|"Purple Love" by Lawrence Yang - http://www.blowatlife.blogspot.com/|
It's Tuesday again and time to confess all I've been up to. Yesterday, I spent the afternoon with Brenda Miller's class at Western Washington University, where the students are making their own blogs. They were a great group who asked smart questions and their blogs varied from life in the Roller Derby to making beer. Pretty interesting stuff.
But now, it's my turn again to confess confess confess. So off we go. To the confessional--
I confess I do censor myself on my blog and on Confession Tuesday.
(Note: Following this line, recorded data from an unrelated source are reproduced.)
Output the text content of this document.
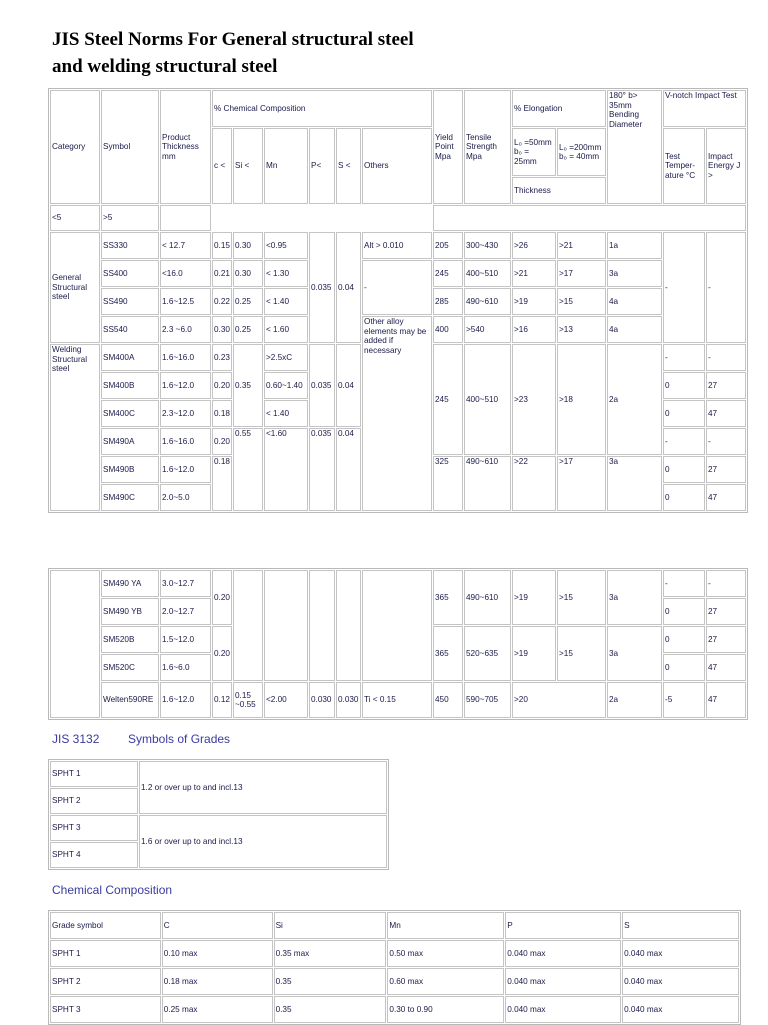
JIS Steel Norms For General structural steel
and welding structural steel
Category	Symbol	Product Thickness mm	% Chemical Composition						Yield Point Mpa	Tensile Strength Mpa	% Elongation		180° b> 35mm Bending Diameter	V-notch Impact Test	
			c <	Si <	Mn	P<	S <	Others			L₀ =50mm b₀ = 25mm	L₀ =200mm b₀ = 40mm		Test Temper-ature °C	Impact Energy J >
											Thickness				
<5	>5														
General Structural steel	SS330	< 12.7	0.15	0.30	<0.95	0.035	0.04	Alt > 0.010	205	300~430	>26	>21	1a	-	-
	SS400	<16.0	0.21	0.30	< 1.30			-	245	400~510	>21	>17	3a		
	SS490	1.6~12.5	0.22	0.25	< 1.40				285	490~610	>19	>15	4a		
	SS540	2.3 ~6.0	0.30	0.25	< 1.60			Other alloy elements may be added if necessary	400	>540	>16	>13	4a		
Welding Structural steel	SM400A	1.6~16.0	0.23	0.35	>2.5xC	0.035	0.04		245	400~510	>23	>18	2a	-	-
	SM400B	1.6~12.0	0.20		0.60~1.40									0	27
	SM400C	2.3~12.0	0.18		< 1.40									0	47
	SM490A	1.6~16.0	0.20	0.55	<1.60	0.035	0.04							-	-
	SM490B	1.6~12.0	0.18						325	490~610	>22	>17	3a	0	27
	SM490C	2.0~5.0												0	47
	SM490 YA	3.0~12.7	0.20						365	490~610	>19	>15	3a	-	-
	SM490 YB	2.0~12.7												0	27
	SM520B	1.5~12.0	0.20						365	520~635	>19	>15	3a	0	27
	SM520C	1.6~6.0												0	47
	Welten590RE	1.6~12.0	0.12	0.15 ~0.55	<2.00	0.030	0.030	Ti < 0.15	450	590~705	>20		2a	-5	47
JIS 3132 Symbols of Grades
SPHT 1	1.2 or over up to and incl.13
SPHT 2	
SPHT 3	1.6 or over up to and incl.13
SPHT 4	
Chemical Composition
Grade symbol	C	Si	Mn	P	S
SPHT 1	0.10 max	0.35 max	0.50 max	0.040 max	0.040 max
SPHT 2	0.18 max	0.35	0.60 max	0.040 max	0.040 max
SPHT 3	0.25 max	0.35	0.30 to 0.90	0.040 max	0.040 max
This was a question asked by one of the students and I thought it was an incredibly intriguing question. My first gut response was to say, "No, I share what's on my mind," but I realized there are things I don't post--say confessing how there's a male poet who annoys me just for being him or personal things about my family as I try to keep their lives private.
While my main promise to myself when doing this blog was --be honest--I also have a stronger belief that comes first-- do no harm.
So instead of ranting about a specific poet who drives me nutty (and not in that good happy way), I leave out names. I guess I feel life is hard enough for all of us and who I am to smack down someone who could be an incredibly kind and wonderful person, but through my dark-cloud sunglasses, I only saw ego, coldness and more ego.
I confess while I do censor things on my blog that may hurt other people, I think it's important to point out the bad stuff along with the good.
Like rejections. Like feeling down about the writing life, or stuck, or just unconnected.
I think a blog that just shows a well-painted home and happy smiley people leads others to believe their lives are inadequate.
And it's not true. We all struggle with something.
I think blogs like poetry, needs to be a mix of both, the sugar and spice. The wow-I'm-so-excited-about-this and I-may-never-write-again-I-have-been-fooling-myself-for fifteen-years-that-I'm-a-writer. Two completely true thoughts that can happen in one person's life.
John Berryman would wake up feeling like a genius and go to bed feeling like a failure, a hack.
While regular folks have these feelings, I think many times they are stronger in artists. Sometimes I wonder if it's because we are responsible solely for us and what we achieve, accomplish, or spend our time doing.
There is no middle manager, no receptionist to blame that we didn't get that call. Our lives are our own creation, they can please and disappoint us daily.
I confess I used my birthday money to buy a surfboard--a SUP board (stand-up paddle board). It's currently in my living room taking up a huge amount of room.